Virus Subgroup

My group uses a wide variety of chemical and biophysical approaches to answer fundamental questions focusing on nucleic acids (RNA and DNA) and proteins that are involved in the translation of the genetic code and viral replication. Here, we describe the current interests of our Virus subgroup members.

1.Host Cellular Factors Critical for HIV-1 Replication. The primer for reverse transcription in HIV-1, human tRNALys3, is selectively packaged into virions along with tRNALys1,2. Human lysyl-tRNA synthetase (LysRS), the only cellular factor that interacts specifically with both tRNALys isoacceptors, is also packaged into HIV-1. Selective packaging of tRNALys depends on the ability of LysRS to bind to tRNALys and the presence of both host cell factors is required for optimal viral infectivity. LysRS is normally part of a dynamic mammalian multi-synthetase complex (MSC). We have shown that HIV-1 infection results in a free pool of phosphorylated LysRS (pS207-LysRS) that is partially re-localized to the nucleus of target cells. Blocking this pathway in HIV-1 producing cells abolished LysRS packaging and resulted in less infectious progeny virions. We are currently focusing on elucidating the various role of human LysRS in the HIV-1 lifecycle and determining the cellular location and conformational effects of tRNA primer annealing to genomic RNA.

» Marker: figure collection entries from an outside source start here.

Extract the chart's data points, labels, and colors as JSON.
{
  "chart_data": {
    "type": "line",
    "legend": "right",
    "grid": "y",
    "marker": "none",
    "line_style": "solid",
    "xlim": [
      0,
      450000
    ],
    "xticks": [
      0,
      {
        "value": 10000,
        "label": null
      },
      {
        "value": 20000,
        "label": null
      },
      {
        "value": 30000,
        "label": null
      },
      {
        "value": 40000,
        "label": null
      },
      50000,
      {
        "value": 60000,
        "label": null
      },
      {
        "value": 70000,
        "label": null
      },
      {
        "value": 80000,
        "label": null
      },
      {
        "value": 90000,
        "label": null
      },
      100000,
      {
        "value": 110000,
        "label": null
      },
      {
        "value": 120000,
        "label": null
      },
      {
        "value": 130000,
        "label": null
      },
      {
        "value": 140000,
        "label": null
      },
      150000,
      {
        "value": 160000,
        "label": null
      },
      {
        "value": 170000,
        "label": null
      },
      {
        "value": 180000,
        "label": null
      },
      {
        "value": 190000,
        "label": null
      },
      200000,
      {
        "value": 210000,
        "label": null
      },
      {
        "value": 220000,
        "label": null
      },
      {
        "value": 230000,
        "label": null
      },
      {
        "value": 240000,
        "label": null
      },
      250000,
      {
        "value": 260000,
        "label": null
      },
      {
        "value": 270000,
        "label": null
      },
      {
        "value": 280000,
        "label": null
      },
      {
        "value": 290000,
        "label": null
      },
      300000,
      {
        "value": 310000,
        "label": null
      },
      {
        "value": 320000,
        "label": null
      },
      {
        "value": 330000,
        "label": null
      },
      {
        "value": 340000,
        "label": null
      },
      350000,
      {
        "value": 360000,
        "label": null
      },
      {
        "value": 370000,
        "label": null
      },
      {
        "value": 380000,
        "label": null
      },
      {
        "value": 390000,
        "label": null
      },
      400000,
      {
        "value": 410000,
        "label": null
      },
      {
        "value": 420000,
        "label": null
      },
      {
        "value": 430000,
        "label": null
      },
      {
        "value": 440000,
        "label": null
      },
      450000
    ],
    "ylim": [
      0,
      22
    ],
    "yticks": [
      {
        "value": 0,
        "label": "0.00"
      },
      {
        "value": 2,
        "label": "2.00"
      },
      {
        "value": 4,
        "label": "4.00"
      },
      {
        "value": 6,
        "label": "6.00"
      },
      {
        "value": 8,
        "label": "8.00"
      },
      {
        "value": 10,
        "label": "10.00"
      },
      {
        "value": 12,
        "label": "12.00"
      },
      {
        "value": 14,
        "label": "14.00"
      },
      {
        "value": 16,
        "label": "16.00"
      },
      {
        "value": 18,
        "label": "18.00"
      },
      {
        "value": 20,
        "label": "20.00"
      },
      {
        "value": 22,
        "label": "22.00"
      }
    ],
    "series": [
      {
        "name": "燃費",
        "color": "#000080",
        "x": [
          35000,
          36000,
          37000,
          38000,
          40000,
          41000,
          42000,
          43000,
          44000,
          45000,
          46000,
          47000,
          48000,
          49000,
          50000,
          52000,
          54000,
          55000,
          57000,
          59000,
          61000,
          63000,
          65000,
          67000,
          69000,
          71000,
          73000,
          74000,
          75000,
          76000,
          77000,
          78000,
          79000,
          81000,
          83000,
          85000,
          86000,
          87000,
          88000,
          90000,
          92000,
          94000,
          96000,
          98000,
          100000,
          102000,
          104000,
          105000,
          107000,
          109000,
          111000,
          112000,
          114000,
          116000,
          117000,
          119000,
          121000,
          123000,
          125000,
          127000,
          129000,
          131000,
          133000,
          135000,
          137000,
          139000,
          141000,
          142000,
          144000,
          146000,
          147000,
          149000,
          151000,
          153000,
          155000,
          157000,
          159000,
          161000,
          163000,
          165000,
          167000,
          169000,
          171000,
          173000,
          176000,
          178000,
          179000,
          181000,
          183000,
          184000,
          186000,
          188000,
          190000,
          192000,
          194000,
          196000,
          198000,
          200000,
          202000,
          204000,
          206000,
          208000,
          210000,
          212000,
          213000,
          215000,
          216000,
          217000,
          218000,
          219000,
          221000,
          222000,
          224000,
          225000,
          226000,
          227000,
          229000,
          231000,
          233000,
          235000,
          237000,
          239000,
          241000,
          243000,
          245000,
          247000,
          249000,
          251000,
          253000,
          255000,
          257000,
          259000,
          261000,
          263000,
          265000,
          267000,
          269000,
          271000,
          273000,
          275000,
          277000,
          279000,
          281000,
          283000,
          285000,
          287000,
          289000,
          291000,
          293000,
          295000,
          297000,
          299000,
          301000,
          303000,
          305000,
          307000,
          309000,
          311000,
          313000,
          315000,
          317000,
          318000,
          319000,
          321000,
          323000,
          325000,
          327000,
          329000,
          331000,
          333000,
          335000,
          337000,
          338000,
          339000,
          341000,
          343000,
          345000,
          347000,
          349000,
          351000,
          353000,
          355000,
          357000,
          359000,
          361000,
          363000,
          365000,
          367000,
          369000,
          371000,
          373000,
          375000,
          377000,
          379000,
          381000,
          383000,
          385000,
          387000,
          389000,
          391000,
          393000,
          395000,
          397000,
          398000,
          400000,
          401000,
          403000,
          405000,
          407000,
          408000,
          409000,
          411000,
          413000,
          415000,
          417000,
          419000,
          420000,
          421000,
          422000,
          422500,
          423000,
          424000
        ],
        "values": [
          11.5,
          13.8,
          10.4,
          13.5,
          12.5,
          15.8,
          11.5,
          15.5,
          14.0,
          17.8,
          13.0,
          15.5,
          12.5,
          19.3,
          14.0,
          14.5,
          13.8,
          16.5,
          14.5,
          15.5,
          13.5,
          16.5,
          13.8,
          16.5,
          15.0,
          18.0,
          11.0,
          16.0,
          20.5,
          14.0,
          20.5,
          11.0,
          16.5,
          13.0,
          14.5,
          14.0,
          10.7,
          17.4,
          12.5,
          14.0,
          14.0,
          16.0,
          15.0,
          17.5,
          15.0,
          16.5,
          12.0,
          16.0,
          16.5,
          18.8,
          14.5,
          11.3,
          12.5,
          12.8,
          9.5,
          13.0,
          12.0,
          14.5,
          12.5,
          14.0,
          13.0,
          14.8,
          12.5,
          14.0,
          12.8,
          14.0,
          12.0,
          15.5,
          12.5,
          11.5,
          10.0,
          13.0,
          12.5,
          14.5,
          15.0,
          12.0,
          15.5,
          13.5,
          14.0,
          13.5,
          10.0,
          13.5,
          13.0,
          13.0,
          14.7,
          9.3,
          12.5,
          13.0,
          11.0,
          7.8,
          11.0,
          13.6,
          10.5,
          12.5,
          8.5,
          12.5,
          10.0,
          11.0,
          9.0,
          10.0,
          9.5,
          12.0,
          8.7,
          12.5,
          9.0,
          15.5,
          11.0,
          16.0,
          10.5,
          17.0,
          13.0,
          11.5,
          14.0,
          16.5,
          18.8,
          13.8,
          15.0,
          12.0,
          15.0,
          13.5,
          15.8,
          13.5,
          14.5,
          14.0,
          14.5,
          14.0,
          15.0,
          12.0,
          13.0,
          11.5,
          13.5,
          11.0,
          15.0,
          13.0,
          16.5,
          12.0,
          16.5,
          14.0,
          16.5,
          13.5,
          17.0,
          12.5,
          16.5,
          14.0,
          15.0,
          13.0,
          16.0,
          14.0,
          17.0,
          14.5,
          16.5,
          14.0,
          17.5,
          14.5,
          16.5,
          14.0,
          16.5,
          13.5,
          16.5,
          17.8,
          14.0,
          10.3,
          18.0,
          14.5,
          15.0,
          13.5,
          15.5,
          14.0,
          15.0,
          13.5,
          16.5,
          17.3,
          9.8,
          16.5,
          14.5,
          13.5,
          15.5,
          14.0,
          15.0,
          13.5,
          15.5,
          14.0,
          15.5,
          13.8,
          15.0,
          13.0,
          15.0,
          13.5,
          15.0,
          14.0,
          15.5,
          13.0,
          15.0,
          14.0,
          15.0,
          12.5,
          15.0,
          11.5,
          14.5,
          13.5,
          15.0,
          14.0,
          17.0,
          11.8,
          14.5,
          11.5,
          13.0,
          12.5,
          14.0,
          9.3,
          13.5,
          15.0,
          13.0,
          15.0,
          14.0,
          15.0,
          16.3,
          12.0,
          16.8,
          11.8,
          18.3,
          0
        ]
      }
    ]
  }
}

2. RNA Binding and Packaging by Retroviral Gag Proteins. HIV-1 packages two copies of full-length genomic RNA (gRNA) as a dimer into newly formed viral particles. The full-length RNA also serves as an mRNA for Gag polyprotein synthesis. ONe focus of this project is to understand how the fate of the viral RNA (gRNA vs. mRNA) is determined. Retroviral assembly doesn’t depend on the presence of gRNA, yet gRNA packaging is essential for production of infectious virus particles. Robust and specific mechanisms must therefore be in place to ensure the genetic material is passed on to progeny virions. While there are numerous therapeutics in clinical use, there are currently no gRNA packaging or viral assembly inhibitors. Selective gRNA packaging is facilitated by interactions between the HIV-1 Gag protein and conserved gRNA elements within the 5′ untranslated region (5′UTR). Recently, the variable number of G residues (1G, 2G and 3G) at the 5′ end of the HIV-1 RNA transcript has been reported to affect the gRNA localization, with 1G RNA preferentially selected over 3G to be the viral genome. This is very surprising given that these two 9-kb RNAs only differ by 2 nucleotides. We are focused on elucidating the mechanism by which transcriptional start site choice modulates gRNA packaging selectivity. This work will gain insights into how subtle sequence changes can alter the ensemble of 5′UTR RNA structures, HIV-1 Gag binding, and viral RNA packaging versus translation.

3. Role of SARS-CoV-2 N protein phosphorylation in RNA binding, condensation, and chaperone activity. SARS-CoV-2 is a betacoronavirus with a positive sense, single-stranded RNA genome about 30 kilobases (kb) in length. The viral genomic RNA (gRNA) is packaged into progeny virions by Nucleocapsid (N) protein, which distinguishes viral gRNA from other cellular RNAs by recognizing the genomic packaging signal (PS), which is not yet clearly defined. In addition, gaps remain in our understanding of the packaging mechanism. Since genome replication and packaging are both critical for viral infection to persist, investigating the molecular interactions specific to these processes will provide potential antiviral therapeutic targets. In this project, we are studying the intermolecular interactions between specific gRNA regions and SARS-CoV-2 N protein. In addition to its role in gRNA packaging, N protein is known to be an RNA chaperone during gRNA replication in other coronaviruses and post-translational phosphorylation of N protein is hypothesized to modulate its function. These hypotheses are also being tested in this work.